Hirondelle News Agency (Lausanne)

Rwanda: Thousands March in Memory of School Genocide Killings

12 April 2006


Kigali — Thousands of survivors of the 1994 genocide on Tuesday quietly retraced a three kilometer road where over 2000 of their kin were paraded before most were killed soon after UN soldiers that had been guarding their sanctuary pulled out.

"For us, the UN symbolizes treachery", François Ngarambe, president of IBUKA (Kinyarwanda for Remember) the biggest genocide survivors' organization in Rwanda told about 4,000 genocide survivors at the end of the annual ETO- Nyanza march.

"The UN abandoned Rwandans at a time when we needed them most. That contradicts the ideals for which it was set up", Ngarambe said.The mourners will be keeping vigil at a cemetery on a hill overlooking the city where most of the ETO victims were buried.

On April 11th, 1994, a contingent of Belgian UN peacekeepers that had been guarding the ETO school in the Rwandan capital Kigali pulled out following the killing of 10 of their colleagues at a military camp in Kigali.
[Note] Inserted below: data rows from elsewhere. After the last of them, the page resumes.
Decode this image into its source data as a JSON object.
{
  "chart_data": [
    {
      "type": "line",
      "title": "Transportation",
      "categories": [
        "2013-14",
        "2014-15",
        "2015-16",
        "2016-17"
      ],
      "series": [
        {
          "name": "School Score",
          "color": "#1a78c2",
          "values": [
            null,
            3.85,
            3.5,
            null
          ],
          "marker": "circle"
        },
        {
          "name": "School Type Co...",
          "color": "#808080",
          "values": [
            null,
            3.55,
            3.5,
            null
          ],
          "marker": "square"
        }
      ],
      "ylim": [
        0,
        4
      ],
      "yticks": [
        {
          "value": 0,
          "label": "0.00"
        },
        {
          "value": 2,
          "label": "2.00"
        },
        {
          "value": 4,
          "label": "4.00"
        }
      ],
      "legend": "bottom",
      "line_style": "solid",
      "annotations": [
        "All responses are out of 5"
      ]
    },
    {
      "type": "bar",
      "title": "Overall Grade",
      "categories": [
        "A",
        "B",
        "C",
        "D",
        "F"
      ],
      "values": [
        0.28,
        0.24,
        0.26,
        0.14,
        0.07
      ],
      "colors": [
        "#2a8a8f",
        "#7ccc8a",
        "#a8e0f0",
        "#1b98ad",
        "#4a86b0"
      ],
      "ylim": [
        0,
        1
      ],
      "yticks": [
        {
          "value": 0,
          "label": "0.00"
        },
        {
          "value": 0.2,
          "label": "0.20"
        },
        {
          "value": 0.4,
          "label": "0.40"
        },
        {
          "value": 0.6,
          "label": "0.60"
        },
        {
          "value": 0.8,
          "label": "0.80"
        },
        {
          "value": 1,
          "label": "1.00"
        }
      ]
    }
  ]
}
According to witnesses, as the UN soldiers left, Rwandan soldiers and militias that had besieged the compound descended on the refugees and marched them to a nearby hill where most were killed.

A university student who lost his parents and two siblings at the school compared the ETO killings to the 1995 massacre of about 7,000 Muslim men in Srebenica after UN forces retreated.

"ETO is Rwanda's Srebenica", said Aimable Kayiranga. "This is a lesson that we can't rely on what people call the 'international community'".

Para-medical personnel carried away dozens of mourners who collapsed as survivors retold their stories of the massacre.

The ETO massacres are the basis of the recently released British film, Shooting Dogs.

Close to one million ethnic Tutsis and moderate Hutus were killed in the 1994 genocide.